Zhang Xiaoqin, Xiang Yongjia, Yao Jie, Hu Xin, Wang Yangyun, Liu Liping, Wang Yan, Wu Yi
Department of Digital Medicine, College of Biomedical Engineering and Medical Imaging, Army Medical University (Third Military Medical University), Chongqing, China.
School of Mathematical Sciences, Chongqing Normal University, Chongqing, China.
Quant Imaging Med Surg. 2023 Jul 1;13(7):4181-4195. doi: 10.21037/qims-22-1198. Epub 2023 May 24.
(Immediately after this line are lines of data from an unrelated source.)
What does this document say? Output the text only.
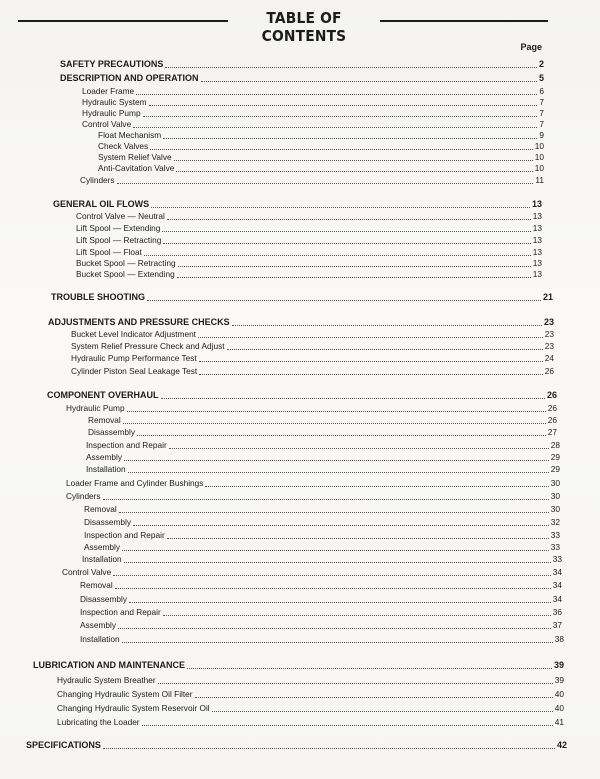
TABLE OF CONTENTS
Page
SAFETY PRECAUTIONS	2
DESCRIPTION AND OPERATION	5
Loader Frame	6
Hydraulic System	7
Hydraulic Pump	7
Control Valve	7
Float Mechanism	9
Check Valves	10
System Relief Valve	10
Anti-Cavitation Valve	10
Cylinders	11
GENERAL OIL FLOWS	13
Control Valve — Neutral	13
Lift Spool — Extending	13
Lift Spool — Retracting	13
Lift Spool — Float	13
Bucket Spool — Retracting	13
Bucket Spool — Extending	13
TROUBLE SHOOTING	21
ADJUSTMENTS AND PRESSURE CHECKS	23
Bucket Level Indicator Adjustment	23
System Relief Pressure Check and Adjust	23
Hydraulic Pump Performance Test	24
Cylinder Piston Seal Leakage Test	26
COMPONENT OVERHAUL	26
Hydraulic Pump	26
Removal	26
Disassembly	27
Inspection and Repair	28
Assembly	29
Installation	29
Loader Frame and Cylinder Bushings	30
Cylinders	30
Removal	30
Disassembly	32
Inspection and Repair	33
Assembly	33
Installation	33
Control Valve	34
Removal	34
Disassembly	34
Inspection and Repair	36
Assembly	37
Installation	38
LUBRICATION AND MAINTENANCE	39
Hydraulic System Breather	39
Changing Hydraulic System Oil Filter	40
Changing Hydraulic System Reservoir Oil	40
Lubricating the Loader	41
SPECIFICATIONS	42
Pelvic organ prolapse (POP) is a pelvic floor dysfunction disease which affects females. The volume of pelvic floor muscle, especially the levator ani muscle (LAM), is an important indicator of pelvic floor function. However, muscle volume measurements depend on manual segmentation, which is clinically time-consuming. In this work, we present an efficient automatic segmentation model of pelvic floor muscles with magnetic resonance imaging (MRI) based on DenseUnet, to achieve muscle volume calculation and provide a reference for the assessment of pelvic floor function.
A total of 49 female pelvic floor magnetic resonance (MR) series were retrospectively enrolled from the First Affiliated Hospital of Army Military Medical University between 2013 and 2021, including 21 normal participants and 28 patients with stage 1-4 POP. The LAM, internal obturator muscle (IOM), and external anal sphincter (EAS) were manually segmented. An improved DenseUnet was proposed for automatic segmentation of these 3 muscles. The Dice similarity coefficient (DSC), Hausdorff distance (HD), and average symmetrical surface distance (ASSD) were used to evaluate segmentation results. The segmentation performance of the improved DenseUnet was compared with those of standard DenseUnet, ResUnet, Unet++, and Unet.
The improved DenseUnet showed a good performance. The average DSC and standard deviation of the LAM, IOM, and EAS was 0.758±0.151, 0.716±0.173, and 0.810±0.147, respectively. The average HD was 22.41, 19.00, and 36.01 mm, respectively; and the average ASSD was 3.66, 3.80, and 5.23 mm, respectively. The average DSC and standard deviation of the normal group and POP group was 0.779±0.166 and 0.757±0.154, respectively. There was no significant difference between the muscle volume of the improved DenseUnet and manual segmentation (all P values >0.05). The average total segmentation time for 1 case was 10.18 s on our setup, which is much lower than the manual segmentation time of 45 minutes.
The improved DenseUnet segments the pelvic floor muscles in MRI quickly and efficiently, with good precision and faster speed than those of manual segmentation. This can assist doctors in quickly segmenting pelvic floor muscles, calculating muscle volume, and further evaluating pelvic floor function.
盆腔器官脱垂(POP)是一种影响女性的盆底功能障碍性疾病。盆底肌肉的体积,尤其是肛提肌(LAM),是盆底功能的一个重要指标。然而,肌肉体积测量依赖于手动分割,这在临床上很耗时。在本研究中,我们基于密集型U-Net提出了一种利用磁共振成像(MRI)对盆底肌肉进行高效自动分割的模型,以实现肌肉体积计算,并为盆底功能评估提供参考。
回顾性纳入2013年至2021年间陆军军医大学第一附属医院的49例女性盆底磁共振(MR)序列,包括21名正常参与者和28例1-4期POP患者。对LAM、闭孔内肌(IOM)和肛门外括约肌(EAS)进行手动分割。提出一种改进的密集型U-Net用于这3种肌肉的自动分割。采用骰子相似系数(DSC)、豪斯多夫距离(HD)和平均对称表面距离(ASSD)来评估分割结果。将改进的密集型U-Net的分割性能与标准密集型U-Net、ResU-Net、U-Net++和U-Net的分割性能进行比较。
改进的密集型U-Net表现良好。LAM、IOM和EAS的平均DSC及标准差分别为0.758±0.151、0.716±0.173和0.810±0.147。平均HD分别为22.41、19.00和36.01mm;平均ASSD分别为3.66、3.80和5.23mm。正常组和POP组的平均DSC及标准差分别为0.779±0.166和0.757±0.154。改进的密集型U-Net分割的肌肉体积与手动分割结果之间无显著差异(所有P值>0.05)。在我们的设备上,1例的平均总分割时间为10.18秒,远低于45分钟的手动分割时间。
改进的密集型U-Net能快速、高效地对MRI中的盆底肌肉进行分割,精度良好,速度比手动分割更快。这有助于医生快速分割盆底肌肉、计算肌肉体积,并进一步评估盆底功能。